HMRC Announce Companies House Reform Following FinCEN Files Leak

News and Reports

October 10, 2020

Leaked FinCEN documents showed how banks allowed criminals to launder and move money, as well as the role of UK regulators in preventing these activities.

A recent leak of 2,657 documents from the US Financial Crimes Enforcement Network (FinCEN) shed a light on how European banks allowed criminals to launder money. In particular, these documents highlight the role of the UK as a safe haven for this kind of transactions.

Last month, over 2,500 FinCEN documents were leaked to BuzzFeed, which shared them with ICIJ, a consortium that brings together hundreds of investigative journalist from 108 news companies worldwide.

Most of the documents were Suspicious Activity Reports (SARs), which banks are forced to file with the US FinCEN whenever they process suspicious transactions in US dollars, even if these take place outside of America. Most of the documents are dated between 2000 and 2017.

By sifting through the hundreds of documents, journalists were able to expose some poor practices on behalf of banks, many of which did report suspicious activities, but did not stop clients involved from making deposits or transactions with suspicious cash.

By law, a SAR doesn’t constitute evidence of a financial crime, but banks are supposed to freeze accounts and stop moving cash if they have substantial evidence of criminal activity.

Fergus Shiel from the ICIJ told the BBC that the leaks represent an “insight into what banks know about the vast flows of dirty money across the globe”.

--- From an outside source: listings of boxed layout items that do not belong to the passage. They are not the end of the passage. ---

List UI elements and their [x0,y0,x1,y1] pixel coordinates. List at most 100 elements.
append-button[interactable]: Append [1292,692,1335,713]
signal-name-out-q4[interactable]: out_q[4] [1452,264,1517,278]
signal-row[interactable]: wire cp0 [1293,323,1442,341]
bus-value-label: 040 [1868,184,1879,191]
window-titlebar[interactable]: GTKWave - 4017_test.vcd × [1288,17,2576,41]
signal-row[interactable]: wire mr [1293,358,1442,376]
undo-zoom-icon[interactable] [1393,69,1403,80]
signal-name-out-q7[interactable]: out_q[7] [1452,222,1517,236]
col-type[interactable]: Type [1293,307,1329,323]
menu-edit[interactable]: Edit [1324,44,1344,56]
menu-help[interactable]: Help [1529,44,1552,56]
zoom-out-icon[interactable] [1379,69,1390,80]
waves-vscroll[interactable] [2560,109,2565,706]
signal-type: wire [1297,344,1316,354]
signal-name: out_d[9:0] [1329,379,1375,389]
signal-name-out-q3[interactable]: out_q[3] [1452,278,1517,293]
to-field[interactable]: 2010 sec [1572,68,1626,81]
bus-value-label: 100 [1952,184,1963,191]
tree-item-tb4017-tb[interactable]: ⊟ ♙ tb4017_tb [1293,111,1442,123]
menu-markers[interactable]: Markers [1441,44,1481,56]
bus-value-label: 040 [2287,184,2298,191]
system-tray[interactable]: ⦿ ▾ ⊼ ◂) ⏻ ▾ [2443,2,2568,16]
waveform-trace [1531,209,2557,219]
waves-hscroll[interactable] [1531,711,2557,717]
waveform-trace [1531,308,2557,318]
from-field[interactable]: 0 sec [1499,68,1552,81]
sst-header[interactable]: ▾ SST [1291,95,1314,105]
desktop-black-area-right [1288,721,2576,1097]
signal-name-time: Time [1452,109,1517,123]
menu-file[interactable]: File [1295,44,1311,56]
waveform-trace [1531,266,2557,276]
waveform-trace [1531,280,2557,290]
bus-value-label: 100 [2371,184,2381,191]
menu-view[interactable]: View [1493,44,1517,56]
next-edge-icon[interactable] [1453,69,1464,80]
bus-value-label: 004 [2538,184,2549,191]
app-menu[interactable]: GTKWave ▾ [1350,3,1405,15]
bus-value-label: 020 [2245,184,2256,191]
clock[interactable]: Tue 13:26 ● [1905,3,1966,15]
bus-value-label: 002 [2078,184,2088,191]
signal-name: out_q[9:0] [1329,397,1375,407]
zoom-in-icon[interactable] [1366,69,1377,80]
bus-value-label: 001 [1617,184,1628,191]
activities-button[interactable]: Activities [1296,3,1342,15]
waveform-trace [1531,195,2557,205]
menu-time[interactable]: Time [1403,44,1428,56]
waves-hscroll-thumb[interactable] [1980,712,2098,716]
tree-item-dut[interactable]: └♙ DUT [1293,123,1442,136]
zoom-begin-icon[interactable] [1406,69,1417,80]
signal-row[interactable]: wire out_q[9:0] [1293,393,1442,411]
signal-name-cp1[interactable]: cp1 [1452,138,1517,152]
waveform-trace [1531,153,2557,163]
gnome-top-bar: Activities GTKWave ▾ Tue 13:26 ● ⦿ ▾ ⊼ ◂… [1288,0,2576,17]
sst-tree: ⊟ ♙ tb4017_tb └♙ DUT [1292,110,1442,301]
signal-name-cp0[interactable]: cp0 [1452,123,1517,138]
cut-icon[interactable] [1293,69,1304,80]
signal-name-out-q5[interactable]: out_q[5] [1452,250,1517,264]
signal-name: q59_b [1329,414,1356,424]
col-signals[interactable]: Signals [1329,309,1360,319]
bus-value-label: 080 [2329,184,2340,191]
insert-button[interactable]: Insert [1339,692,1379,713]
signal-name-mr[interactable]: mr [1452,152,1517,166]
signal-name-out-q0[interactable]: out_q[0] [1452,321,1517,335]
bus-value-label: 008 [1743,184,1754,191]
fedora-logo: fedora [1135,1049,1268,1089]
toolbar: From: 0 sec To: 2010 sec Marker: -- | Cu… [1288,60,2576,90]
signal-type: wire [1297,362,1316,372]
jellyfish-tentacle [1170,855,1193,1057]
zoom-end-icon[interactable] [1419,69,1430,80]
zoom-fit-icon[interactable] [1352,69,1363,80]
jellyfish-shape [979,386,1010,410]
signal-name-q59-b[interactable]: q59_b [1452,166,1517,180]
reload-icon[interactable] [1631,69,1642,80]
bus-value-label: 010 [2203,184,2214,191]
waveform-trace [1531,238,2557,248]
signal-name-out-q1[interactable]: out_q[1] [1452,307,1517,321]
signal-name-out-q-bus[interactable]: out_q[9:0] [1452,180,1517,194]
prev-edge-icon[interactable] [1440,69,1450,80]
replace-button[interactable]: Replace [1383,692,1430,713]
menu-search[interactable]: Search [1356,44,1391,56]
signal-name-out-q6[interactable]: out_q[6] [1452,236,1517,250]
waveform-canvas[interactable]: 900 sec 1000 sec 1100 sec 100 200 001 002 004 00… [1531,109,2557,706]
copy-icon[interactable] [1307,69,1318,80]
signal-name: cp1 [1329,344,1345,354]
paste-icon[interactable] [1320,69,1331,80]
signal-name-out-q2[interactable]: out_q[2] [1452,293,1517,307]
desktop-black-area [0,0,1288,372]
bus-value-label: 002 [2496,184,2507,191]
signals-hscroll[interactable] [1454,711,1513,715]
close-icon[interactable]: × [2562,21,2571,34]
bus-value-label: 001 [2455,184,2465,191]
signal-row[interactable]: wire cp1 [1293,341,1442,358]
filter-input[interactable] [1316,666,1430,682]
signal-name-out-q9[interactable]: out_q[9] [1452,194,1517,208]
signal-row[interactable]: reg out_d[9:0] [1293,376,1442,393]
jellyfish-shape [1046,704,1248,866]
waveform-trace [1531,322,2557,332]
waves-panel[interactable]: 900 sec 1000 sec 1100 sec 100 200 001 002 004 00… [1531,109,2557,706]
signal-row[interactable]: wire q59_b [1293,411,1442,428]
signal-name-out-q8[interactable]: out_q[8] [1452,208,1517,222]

Almost all banks involved in the scandal responded by pointing out that they are precluded by law from commenting on SARs. Other than that, major banks at the center of the leak such as HSBC, Barclays and Deutsche Bank underlined their commitment to preventing financial crime and ensured that they are doing everything in their power to detect and stop criminal activity.

HSBC stressed the fact that the documents predate their Deferred Prosecution Agreement (DPA) in 2017, along with the investment in Anti-Money Laundering procedures that they made since then.

However, The FinCEN files do not only highlight the role of banks, but also that of the UK’s regulatory system.

As ICAEW reports, FinCEN classifies the UK as a ‘higher risk jurisdiction’, because of the over 3,000 of UK companies that appear in its SARs. That is more than any other countries.

“For example, the documents mention Suite 2B, 175 Darkes Lane in Potters Bar, Hertfordshire. It is the listed address of more than 1,000 companies, many of which feature in reports of suspected money laundering.”

What makes the UK such an attractive location for money launderers is really a combination of factors.

On the one hand, the reputation of local banks is good enough for money held in UK bank accounts to be spent “safely” even though it was obtained through criminal activities.

On the other hand, the UK is considered one of the easiest countries to set up a business. Very few other places on the planet allow entrepreneurs to incorporate a business in less than 24 hours. While this makes the UK one of the best start-up ecosystems in the world, it also allows criminals to easily set up a business that is hardly connected to their personal identities, through which they are able to safely open a bank account.

As a response to the leak, the UK Government announced on 18 September 2020 that they will reform their register of company information to ensure more reliable data that can help law enforcement, as well as businesses and professionals, detect signs of money laundering.

The reform mainly involves mandatory identity verification on behalf of Companies House whenever a new business is incorporated or a new director is appointed.

In the statement, the Government ensured that the reform will not impact the current efficiency of Companies House by developing a “fast, efficient, 24/7 digital verification process.”

Minister for Corporate Responsibility Lord Callanan said:

We are committed to making the UK the best place in the world to start and grow a business. The reforms we are making to the Companies House register will provide businesses with greater confidence in their transactions.

Mandatory identity verification will mean criminals have no place to hide – allowing us to clamp down on fraud and money laundering and ensure people cannot manipulate the UK market for their own financial gain, whilst ensuring for the majority that the processes for setting up and running a company remain quick and easy.

In setting out their new vision for 2020-2025, Companies House said that they will work towards the following 6 objectives:

  • Our registers and data inspire trust and confidence
  • We maximise the value of our registers to the UK economy
  • We combat economic crime through active use of analysis and intelligence
  • Our brilliant services give a great user experience
  • Our culture enables our brilliant people to flourish and drives high performance
  • We deliver value through efficient use of resources

As an ICAEW-regulated firm, we are committed to the Code of Ethics, which means we always vet our clients to ensure there are no red flags of possible money laundering.

As Sophie Wales, ICAEW’s Head of Ethics and Economic Crime said:

“Our members should never be knowingly involved in any kind of money laundering or financial crime. This story shows how important it is to understand who is ultimately owning and controlling your clients and that you understand the commercial rationale for any activity that you’re asked to advise on or become involved with in any way.”

This has always been part of our ethos and of the way we work with our clients.